La beauté des retrouvailles des deux célèbres amants tient, dans Robin and Marian, à la décadence ambiante qui dégrade systématiquement l’épique en une somme d’actions confuses et peu coordonnées : les hommes de pouvoir se disputent les juridictions et les titres et hommages associés, les figures tutélaires sont délaissées au profit d’une masse impersonnelle qui subit collectivement l’effort ; nulle séquence ne montre un quelconque héros professer son discours ou haranguer la foule, nulle séquence ne présente les camps en train d’échafauder un plan d’attaque comme d’ordinaire dans ce genre de productions. Laissons cela à la jeunesse, dont la fougue et la révolte se rejouent ici en mode mineur. Tout semble en effet s’improviser voire se fuir : les combattants des bois se retirent après une escarmouche, les religieuses que l’on vient sauver ne se pressent pas et ne sont d’aucune aide, la mère supérieure elle-même se livre à l’ennemi sans résister puis conduit le chariot au fond d’un lac ; les amoureux d’autrefois se retrouvent par inadvertance, et Robin paraît même sur le point de renoncer, préférant revenir le lendemain.

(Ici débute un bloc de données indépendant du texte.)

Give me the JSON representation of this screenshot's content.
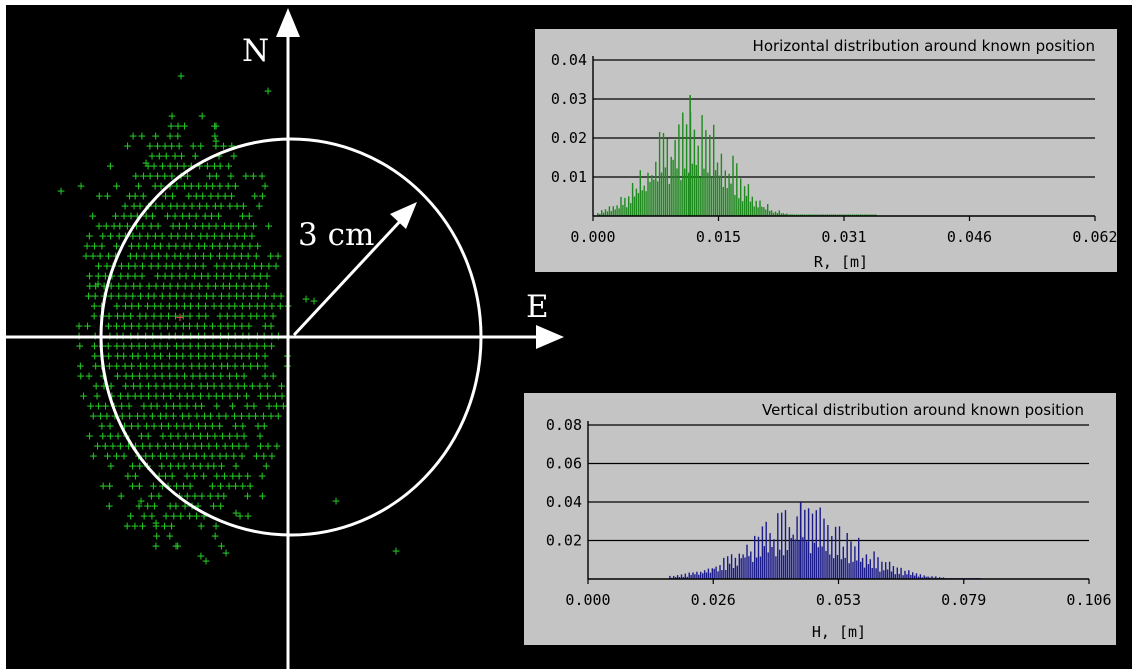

Se répète une lassitude teintée d’espoir et de fougue comme des souvenirs vaporeux continuent de se réactualiser, malgré le temps qui passe. Les flèches décochées n’ont rien perdu de leur célérité, ni de leur précision ; seulement, elles se décochent moins souvent, jusqu’à la clausule magnifique qui se referme sur l’image initiale, celle des trois pommes à des états de mûrissement différents. Cette vanité encadrante se diffuse tout du long, par les peines éprouvées lors des assauts, par les cicatrices qui saccadent le corps de Robin, par la présence centrale de l’abbaye, lieu de prière et dernière maison, et de sa cheffe. La pureté de Marianne, parfaitement campée par Audrey Hepburn, se heurte à la boue, aux mêlées, à la rugosité extérieure incarnée ici par un Robin des bois vieillissant et sale ; néanmoins, leur relation, parce qu’elle est naturelle, parce qu’elle va de soi, transforme la nature sauvage en terre d’accueil, et la mousse devient une couche où dormir l’un contre l’autre, et les branchages garnis de feuilles se métamorphosent en drap pour se réchauffer. Le romanesque du long métrage est concerté, il est porté par la mise en scène bucolique et par des dialogues à l’eau-de-rose ; il cohabite pourtant avec le registre burlesque qui traite de faits graves avec légèreté, participant de cette dégradation tonale d’une légende épique tournée en dérision par une figure d’aède conscient des ajouts et des amplifications.
Richard Lester signe un très beau film, dont l’originalité tient essentiellement au décalage tonal entre d’une part la grandeur d’un nom et de l’histoire qui y est associée – celle du Prince des voleurs ! –, d’autre part le comique volontaire ou non qui le raccorde à sa matérialité, à sa trivialité, gage d’un certain réalisme. Sans oublier le charme de son duo d’acteurs principaux, Audrey Hepburn et Sean Connery.